Pour Alain Creton, la pandémie est une occasion de redécouvrir la verdure foisonnante qui pousse généreusement entre la brique et le béton. Il avoue avoir eu l’occasion, plus que jamais, de courir sur le mont Royal. « J’en profite, car je sais qu’une fois que la population sera vaccinée, tout le monde voudra savourer un bon repas… au resto ! »

Nathalie Gagnon

Nathalie Gagnon

Associée, avocate et chef du groupe de droit des affaires à BCF

Depuis 23 ans, Nathalie Gagnon se rend à son bureau au coin de la rue Peel et du boulevard René-Lévesque et elle s’éprend quotidiennement de la vue à 360 degrés que lui offre cet espace stimulant sur le centre-ville. « Quand je regarde autour de moi, j’aperçois tantôt les ponts Samuel-De Champlain et Jacques-Cartier, tantôt la cathédrale Marie-Reine-du-Monde. La vitalité de ce quartier est contagieuse », affirme-t-elle.

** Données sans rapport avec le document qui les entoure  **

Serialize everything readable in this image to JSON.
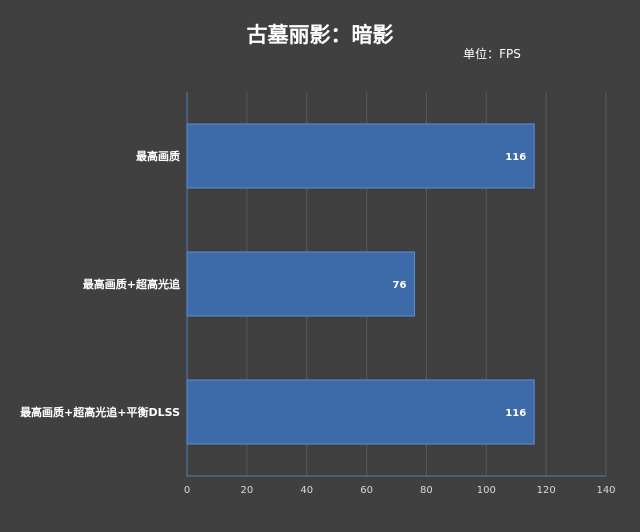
{
  "chart_data": {
    "type": "bar",
    "orientation": "horizontal",
    "title": "古墓丽影：暗影",
    "unit": "单位：FPS",
    "categories": [
      "最高画质",
      "最高画质+超高光追",
      "最高画质+超高光追+平衡DLSS"
    ],
    "values": [
      116,
      76,
      116
    ],
    "data_labels": [
      "116",
      "76",
      "116"
    ],
    "xlim": [
      0,
      140
    ],
    "x_ticks": [
      "0",
      "20",
      "40",
      "60",
      "80",
      "100",
      "120",
      "140"
    ],
    "grid": true,
    "legend": false,
    "colors": {
      "background": "#404040",
      "bar": "#3d6aa8",
      "bar_border": "#5b8fd6",
      "axis": "#4f7fc0",
      "grid": "#5a5a5a"
    }
  }
}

En télétravail depuis le début de la pandémie, Nathalie Gagnon se réjouit toutefois d’habiter près du centre-ville, dans les environs du marché Atwater, ce qui lui permet de se balader dans les rues qui lui manquent tant. « Je continue à fréquenter mes commerces préférés du centre-ville qui sont ouverts, pour les encourager. »

C’est d’ailleurs dans cet esprit solidaire que l’avocate a participé activement à l’organisation de la plus récente campagne de financement pour la Fondation Jeunes en Tête, qui proposait des nuitées dans des hôtels et des repas gastronomiques préparés par des restaurateurs du centre-ville, le tout dans le respect des règles sanitaires.